Escribía hace poco el historiador Álvarez Junco que si es mucho pedir que el discurso político sea racional, tal vez cabría que fuera algo menos infantil. Sin embargo, en la aparición y extensión de estos debates hay, pese a la notable puerilidad con que se plantean las opciones, un componente, se diría, inequívocamente adulto y racional. En realidad, su éxito en nuestra esfera pública actual se debe a una combinación de funcionalidad política y eficacia mediática.

Para algunas fuerzas políticas, un debate así planteado permite ampliar el universo de los partidarios sin entrar en enojosos detalles que revelarían diferencias de opinión poco conciliables. Cuanto más elemental parezca la cuestión (¿quién se va a oponer a que la gente vote, ya sea sobre la secesión o la forma de Estado?), mejor para sumar adeptos y castigar a aquellos adversarios que cargan con el lastre de la precisión o el matiz. Gran cosa también para los medios: confrontaciones en forma de disyuntiva binaria, de gran potencia simbólica y autoexplicativa, provistas de fuerte carga emocional. Discusiones que permiten crear estereotipos sencillos, diferenciar entre uno y otro bando, llevar el cómputo de las relaciones de poder entre ambos, trasladar a las tertulias y las discusiones en la red la efervescencia de la competición deportiva.

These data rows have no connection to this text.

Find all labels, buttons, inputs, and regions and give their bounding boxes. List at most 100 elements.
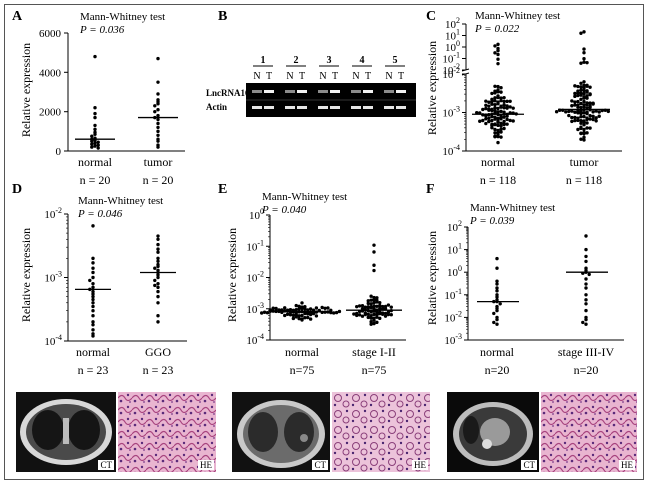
gel-lane-nt: T	[299, 71, 305, 82]
panel-e-point	[380, 311, 385, 315]
panel-d-point	[91, 285, 95, 290]
panel-e-ytick: 10-2	[246, 270, 264, 285]
panel-c-point	[567, 113, 571, 118]
panel-c-point	[570, 109, 574, 113]
panel-e-point	[357, 313, 362, 317]
panel-c-point	[582, 138, 586, 142]
panel-d-point	[156, 259, 160, 263]
panel-e-point	[311, 308, 316, 312]
panel-c-point	[493, 117, 497, 121]
panel-e-point	[294, 308, 298, 312]
panel-e-point	[366, 315, 370, 320]
panel-e-plot	[259, 243, 402, 326]
panel-d-point	[91, 314, 95, 318]
panel-e-point	[360, 314, 365, 318]
panel-e-point	[308, 312, 313, 317]
gel-band-actin	[330, 106, 340, 109]
panel-d-point	[91, 328, 95, 332]
panel-e-point	[285, 312, 290, 316]
panel-c-point	[591, 117, 595, 122]
panel-c-point	[502, 110, 506, 114]
panel-a-point	[93, 141, 97, 145]
panel-c-point	[496, 57, 500, 61]
panel-c-point	[493, 127, 497, 132]
ct-label: CT	[312, 460, 328, 470]
panel-e-point	[372, 243, 376, 247]
panel-d-ylabel: Relative expression	[19, 228, 33, 322]
panel-d-point	[156, 289, 160, 294]
panel-c-point	[570, 119, 574, 124]
panel-d-point	[91, 266, 95, 270]
panel-c-point	[579, 31, 583, 35]
panel-f-plot	[477, 234, 608, 326]
panel-d-point	[91, 292, 95, 296]
panel-c-point	[585, 131, 589, 135]
panel-c-point	[585, 60, 589, 65]
panel-e-point	[291, 316, 296, 321]
panel-e-point	[320, 305, 324, 310]
panel-f-ytick: 101	[447, 242, 462, 257]
panel-c-point	[502, 115, 506, 119]
panel-c-point	[496, 116, 500, 121]
panel-d-point	[91, 270, 95, 275]
panel-c-point	[579, 101, 583, 106]
panel-c-point	[502, 119, 506, 124]
gel-row-actin: Actin	[206, 102, 227, 112]
panel-e-point	[383, 314, 388, 318]
panel-d-point	[91, 304, 95, 309]
panel-c-point	[508, 118, 512, 123]
panel-e-point	[369, 322, 373, 326]
panel-c-point	[585, 101, 589, 105]
panel-c-point	[585, 89, 589, 93]
panel-e-point	[366, 299, 370, 303]
panel-label-b: B	[218, 9, 227, 24]
panel-c-point	[570, 99, 574, 103]
panel-c-ytick: 101	[445, 28, 460, 43]
panel-e-axes: 100 10-1 10-2 10-3 10-4	[246, 207, 406, 347]
panel-c-point	[499, 121, 503, 125]
panel-c-point	[496, 48, 500, 53]
panel-d-point	[156, 320, 160, 324]
panel-c-point	[481, 107, 485, 112]
panel-c-point	[496, 123, 500, 128]
gel-lane-nt: T	[266, 71, 272, 82]
panel-e-point	[271, 306, 275, 310]
gel-lane-number: 5	[393, 55, 398, 66]
panel-c-point	[588, 92, 592, 96]
panel-e-point	[300, 301, 304, 305]
panel-d-point	[91, 320, 95, 324]
panel-e-point	[303, 311, 307, 316]
panel-f-ytick: 10-2	[444, 309, 462, 324]
panel-e-test: Mann-Whitney test	[262, 191, 347, 203]
panel-f-point	[492, 311, 496, 316]
ct-label: CT	[98, 460, 114, 470]
panel-e-point	[297, 304, 301, 308]
panel-a-point	[153, 109, 157, 114]
panel-c-point	[490, 114, 494, 119]
panel-d-test: Mann-Whitney test	[78, 195, 163, 207]
panel-a-category: tumor	[144, 155, 173, 169]
panel-e-point	[323, 306, 327, 310]
gel-band-lncrna16	[285, 90, 295, 93]
panel-c-point	[499, 96, 503, 100]
panel-f-point	[584, 259, 588, 264]
panel-e-point	[360, 306, 365, 311]
panel-d-point	[153, 278, 157, 283]
panel-c-point	[496, 133, 500, 137]
panel-f-point	[495, 256, 499, 261]
panel-c-point	[585, 117, 589, 122]
panel-a-n: n = 20	[80, 173, 111, 187]
panel-f-n: n=20	[485, 363, 510, 377]
gel-band-lncrna16	[318, 90, 328, 93]
panel-c-point	[484, 99, 488, 103]
panel-c-point	[585, 83, 589, 87]
panel-d-point	[153, 283, 157, 288]
panel-a-axes	[64, 32, 185, 152]
panel-c-point	[484, 103, 488, 107]
panel-c-point	[582, 91, 586, 96]
panel-c-point	[576, 127, 580, 132]
ct-image-2: CT	[232, 392, 330, 472]
panel-label-d: D	[12, 182, 22, 197]
panel-f-point	[495, 282, 499, 286]
panel-c-point	[606, 109, 611, 114]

Además de ocultar los aspectos esenciales de lo que hay en juego, un buen debate de aluvión se caracteriza por huir de la concreción como de la peste. Así ocurre en los dos que comentamos. El que versa sobre monarquía o república elude las consideraciones sobre las características que debiera adoptar una u otra forma de Estado, sobre las modalidades presentes en distintos países, el carácter más o menos presidencialista o parlamentario de un posible régimen republicano, las atribuciones y competencias, los procedimientos de elección. El del derecho a decidir rehúye hablar del demos (a quién le corresponde ejercer tal derecho), de su fundamento, configuración y límites, de su relación con el marco constitucional, de los posibles procesos de negociación y acuerdo, de sus efectos, de su posibilidad de ser ejercitado en el futuro.

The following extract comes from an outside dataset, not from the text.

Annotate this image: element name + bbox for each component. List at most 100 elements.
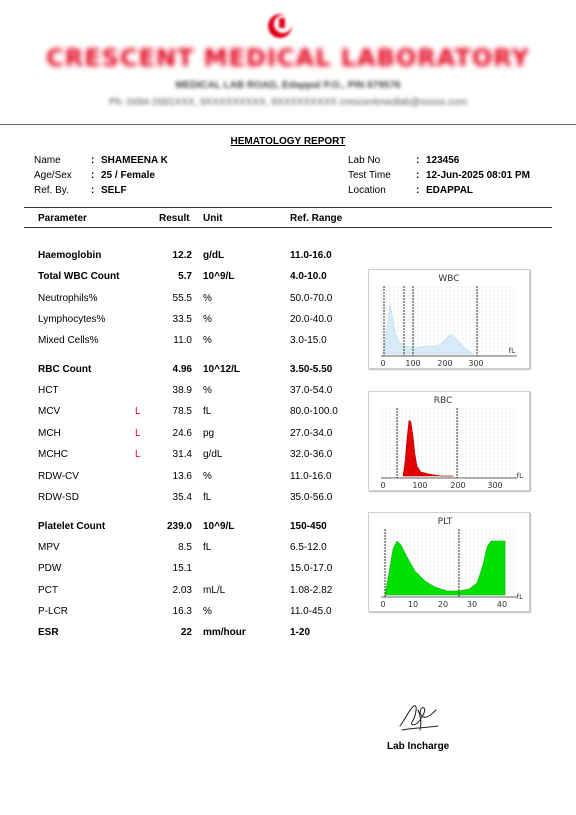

Y es que, para gozar de la eficacia que les atribuimos, las controversias deben configurarse como discusiones sobre un qué abstracto, intemporal e inasequible a las adherencias impuras de los qués concretos. Y alejarse sobre todo de los cómos que minarían inevitablemente su potencial de suma, contaminando de política -prosaico y fastidioso asunto, este de la política- su periplo por los principios más elevados.

Hay que reconocer a estos debates un efecto beneficioso: consiguen incorporar a la discusión sobre la cosa pública -en estos tiempos de desafección- a muchos ciudadanos descontentos con el statu quo. Su capacidad de movilización no es desdeñable, como tampoco lo es el aldabonazo que representan para una sociedad demasiado acostumbrada a la indiferencia y la pasividad hacia los temas colectivos. Dicho esto, conviene reparar en el coste que trasladan a los procesos de formación de la opinión, al centrar la atención en temas tan genéricos como manipulables por los intereses en juego. Incluyen, sí, a miles de ciudadanos, pero asignándoles un papel de menores de edad y favoreciendo el éxito de discursos demagógicos y populistas. Producen liderazgos de baja calidad, basados en la simplificación de realidades complejas, y, lo que es peor, desvinculan la elección entre las diferentes opciones de sus consecuencias a medio y largo plazo.

En definitiva, los debates de aluvión se caracterizan por esconder mucho más de lo que muestran. Rebajan la deliberación pública a una cacofonía de voces antagónicas de la que es difícil, para la ciudadanía, deducir líneas de avance y progreso. Dice Amartya Sen, con razón, que la democracia es el gobierno por discusión, pero las discusiones de este tipo se parecen más bien a su caricatura.